The big C
Film producer Laura Ziskin died yesterday of breast cancer. She’s known for the Spider Man movies and Pretty Woman, and a lot of other films besides. Driving home today, I heard her obituary on NPR, and one bit in particular caught my ear. Ms. Ziskin was speaking before an audience, telling them she was “hopping mad about the state of cancer research,” and that 1500 Americans will die every day of the disease.
I sympathize with her. This woman lost her life to breast cancer and she saw it coming and she was pissed. I would be too. Like everyone else here (I imagine), my life has been shaped by the cancers of those close to me, and I dread it as much as anyone. But her “hopping mad” comment implies an understanding which I think is faulty to the core, and I feel compelled to set the thing right, because getting mad is not going to solve the problem. Nor will throwing more money at cancer research (though I doubt that would hurt).
Back when I taught residents and med students, I used to give a talk about cancer that had one purpose only: to impress upon my audience the hugeness of the problem. I’d like to see if I can do the same thing here, in relatively few words, with what I assume is a medically unsophisticated audience (for the most part). Here goes. Follow my logic . . .
1. Cancer is uncontrolled growth: your own cells gone renegade, growing too fast and going places in the body they have no business going, ultimately compromising the function of nearby organs.
2. With respect to cancer, two types of genes regulate cell growth: tumor suppressor genes and oncogenes. Tumor suppressor genes help to down-regulate growth while oncogenes tend to promote uncontrolled growth. If a tumor suppressor gene is destroyed by mutation, the cell harboring that gene has one less check on its growth potential. Yes, the distinction between oncogenes and tumor suppressor genes is a bit artificial. Used to be very clear to me back in the 80s, but as time goes on, I find the dividing line to be less and less clear.
3. Cancers generally form as the end result of a multistep (multi-mutation) process. How a particular cancer behaves (whether this person’s cancer will respond to radiation or chemotherapy, for example) depends on that tumor’s mutation history. If we assign letters of the alphabet to particular oncogenes or tumor suppressor gene mutations, then a ZJVAST cancer might behave very differently than a ZJVASL cancer. Capisce?
4. And so we come to problem #1: there is no single disease “cancer.” Any organ you might name can play host to a range of cancers, some rotten, some evil incarnate. If I learned tomorrow that I had papillary carcinoma of the thyroid, I wouldn’t be happy about it, but I wouldn’t let the news devastate me. If I learned instead that the cancer were an anaplastic carcinoma of the thyroid, I would write my will. Quickly.

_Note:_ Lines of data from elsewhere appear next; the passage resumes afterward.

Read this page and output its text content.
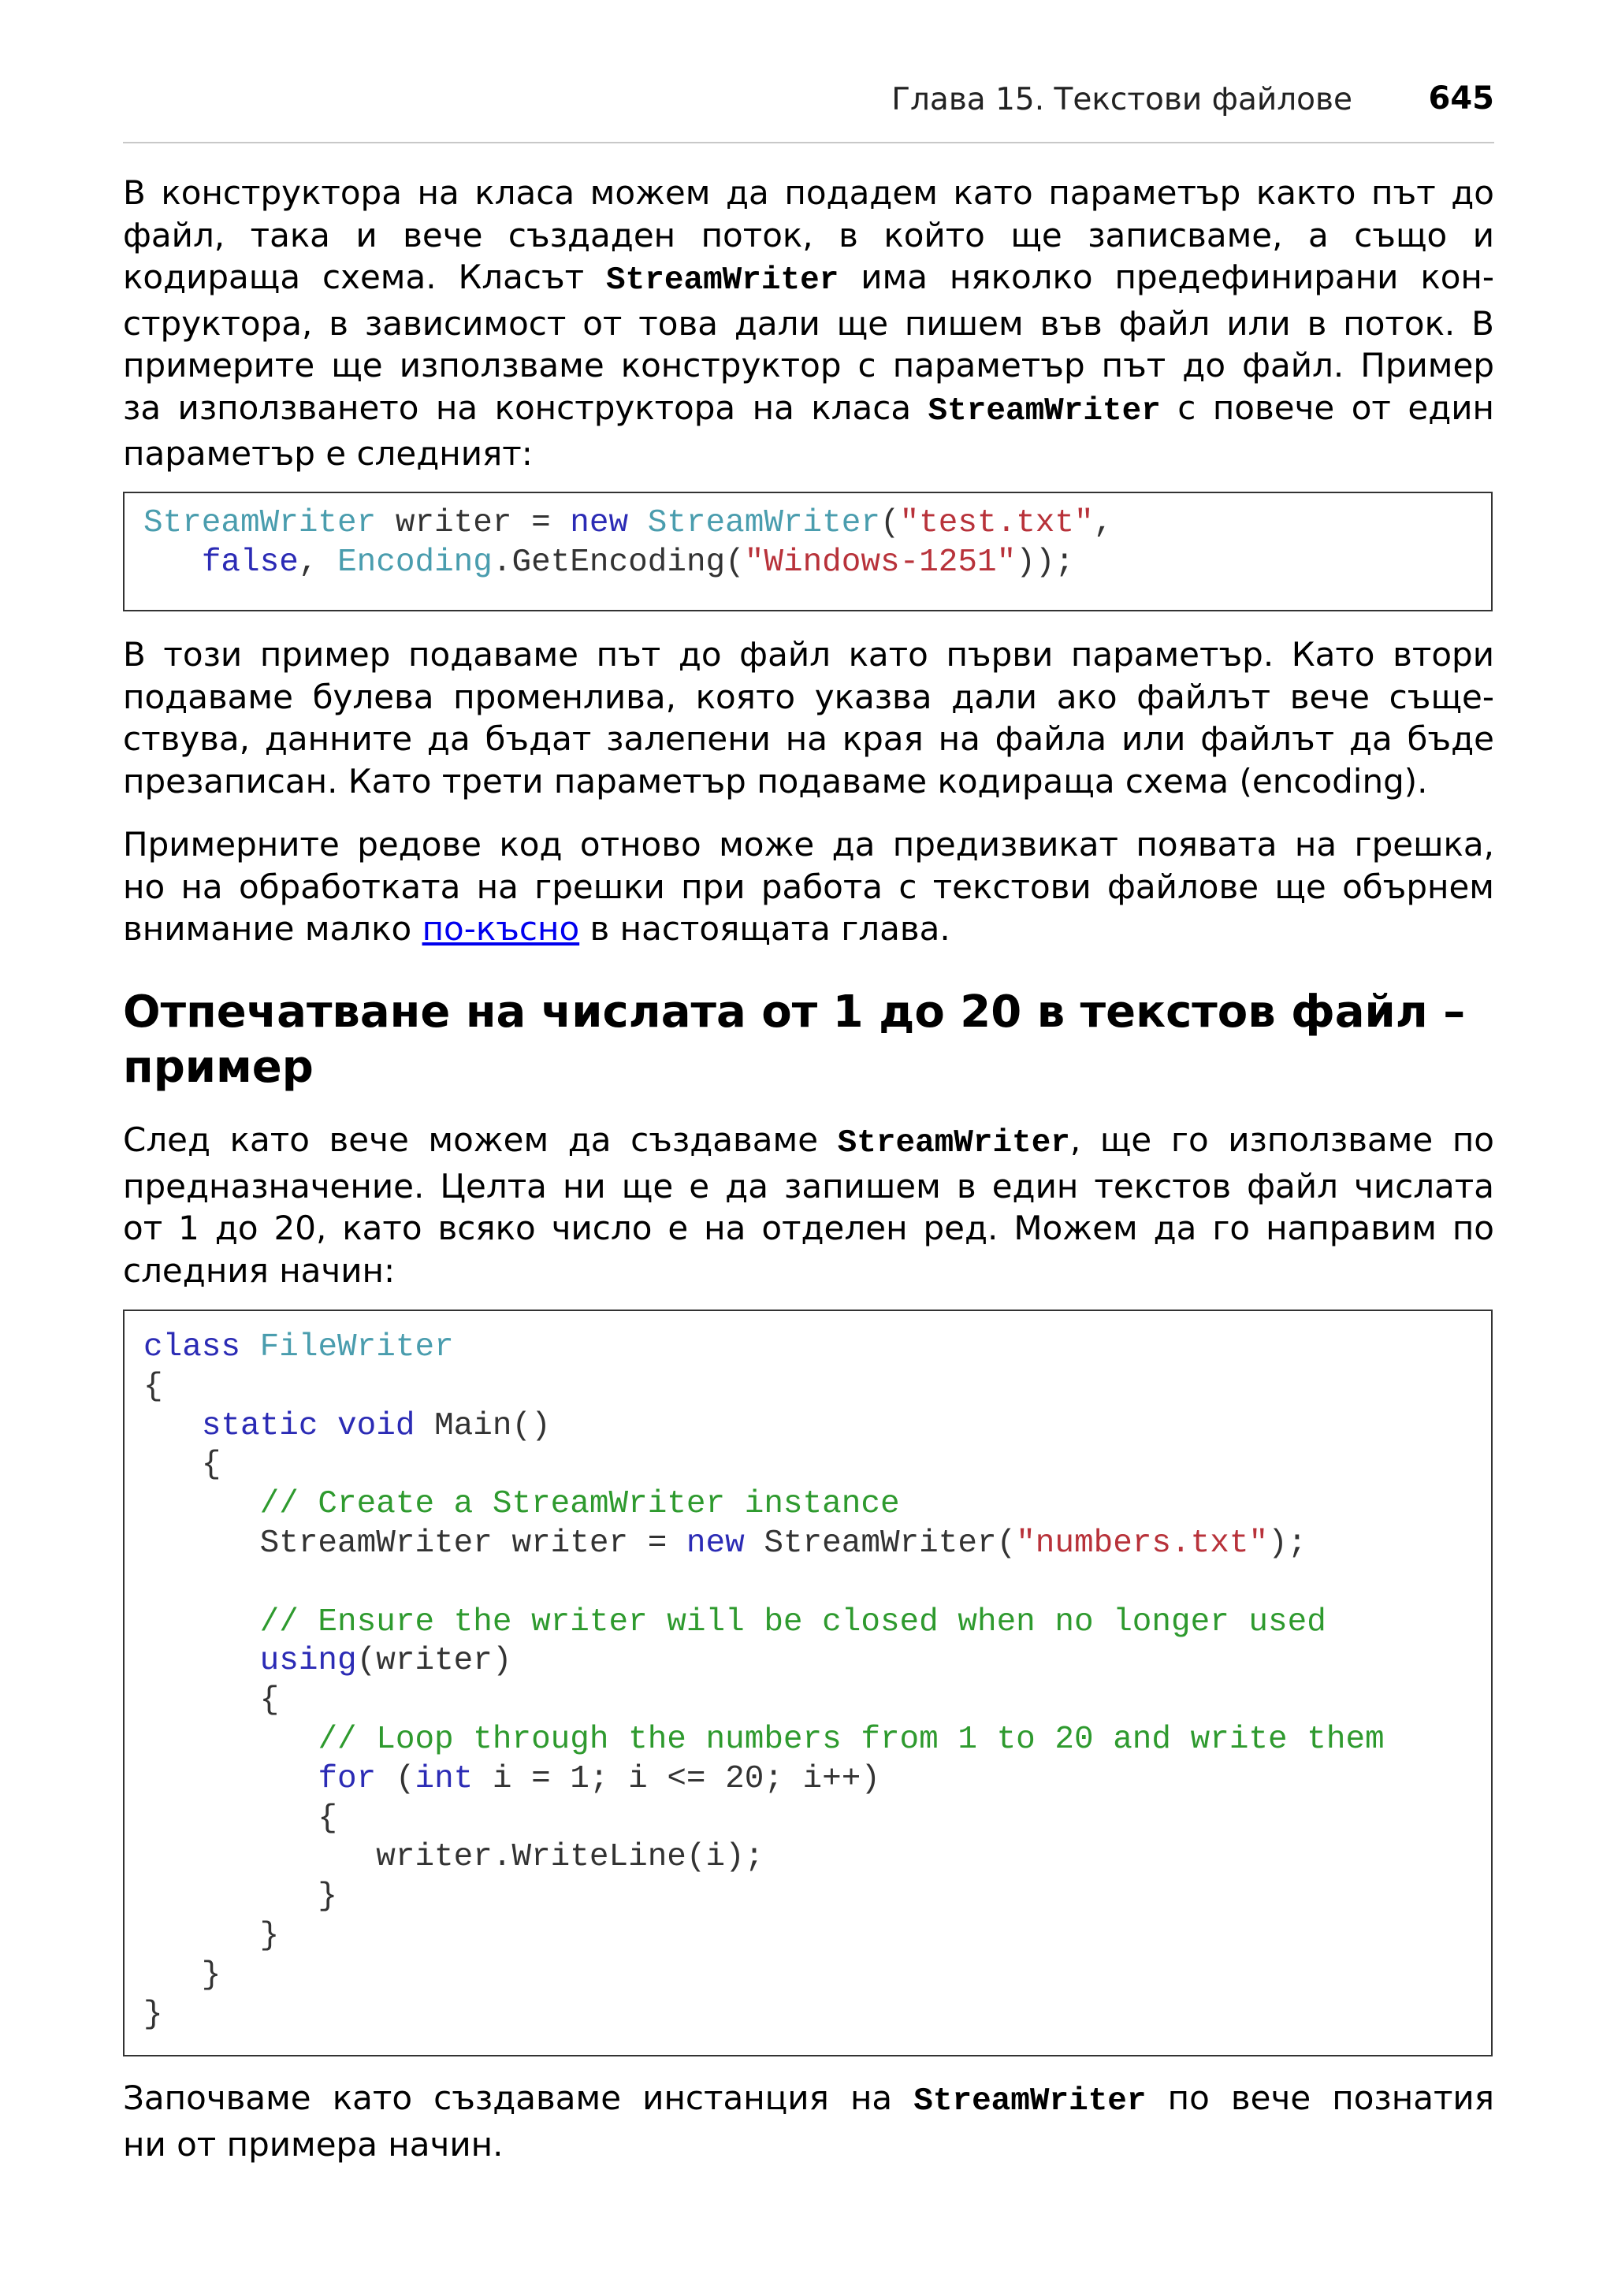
Глава 15. Текстови файлове 645
В конструктора на класа можем да подадем като параметър както път до
файл, така и вече създаден поток, в който ще записваме, а също и
кодираща схема. Класът StreamWriter има няколко предефинирани кон-
структора, в зависимост от това дали ще пишем във файл или в поток. В
примерите ще използваме конструктор с параметър път до файл. Пример
за използването на конструктора на класа StreamWriter с повече от един
параметър е следният:
StreamWriter writer = new StreamWriter("test.txt",
false, Encoding.GetEncoding("Windows-1251"));
В този пример подаваме път до файл като първи параметър. Като втори
подаваме булева променлива, която указва дали ако файлът вече съще-
ствува, данните да бъдат залепени на края на файла или файлът да бъде
презаписан. Като трети параметър подаваме кодираща схема (encoding).
Примерните редове код отново може да предизвикат появата на грешка,
но на обработката на грешки при работа с текстови файлове ще обърнем
внимание малко по-късно в настоящата глава.
Отпечатване на числата от 1 до 20 в текстов файл –
пример
След като вече можем да създаваме StreamWriter, ще го използваме по
предназначение. Целта ни ще е да запишем в един текстов файл числата
от 1 до 20, като всяко число е на отделен ред. Можем да го направим по
следния начин:
class FileWriter
{
static void Main()
{
// Create a StreamWriter instance
StreamWriter writer = new StreamWriter("numbers.txt");

// Ensure the writer will be closed when no longer used
using(writer)
{
// Loop through the numbers from 1 to 20 and write them
for (int i = 1; i <= 20; i++)
{
writer.WriteLine(i);
}
}
}
}
Започваме като създаваме инстанция на StreamWriter по вече познатия
ни от примера начин.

Breast cancer is not lung cancer is not brain cancer is not intestinal cancer. Each organ system has its various subtypes of cancers. Each subtype of cancer can be further broken down into whether a particular gene or genes is involved in the pathway leading to cancer.
To give one concrete example: squamous cell carcinoma of the oral cavity has a very different behavior if it is a smoking-related cancer rather than a papillomavirus-related cancer (the latter being the more treatable, and more survivable, of the two).
5. The same type of cancer — oh, let’s pick on another baddy, squamous cell carcinoma of the esophagus — may be very different from one patient to the next. The two cancers will likely have different mutation histories, but it’s worse than that: the two patients have different genomes, too. Host factors, that’s the term we use. And one should never underestimate the importance of host factors.
Thus problem #2: not only is there no single disease “cancer,” the same named cancer is very different from one patient to the next.
And it gets worse.
6. Problem #3: cancer cells are genetically unstable, usually as a result of the mutations which led to their development in the first place. In a population of cancer cells, not all of the cells are identical. They’re not little clones of one another. They are quite literally a population of diverse individuals. You will readily appreciate problem #4: this population evolves (changes) over time, due to this same instability.
What’s bad about a changing population? Try making the whole damn thing go extinct. It’s tough*.
So unlike Ms. Ziskin, I’m not hopping mad about the problem. Despairing is probably a better word to describe how I feel. I’m amazed we do as well as we do in treating cancer patients — and I give a lot of credit to those “host factors” that I mentioned above but gave little attention to (the immune system is only one small part of the story, FYI).
As of 2011, the vast bulk of cancer therapeutic research is aimed at developing and testing particular treatments for particular cancers. That’s the research that will have the fastest impact on today’s cancer patients. I would like to argue, though, that the better approach — or at least, an approach we neglect at our peril — would be to put more effort into basic research. Not just cancer research, or biological research. All basic research. Because who knows when some materials scientist or nanotechnologist might chance upon the Next Big Thing that lets us throw our current treatments out the window, because it’s just that good?
*But hey, we humans are clever that way! We make populations go extinct all the time.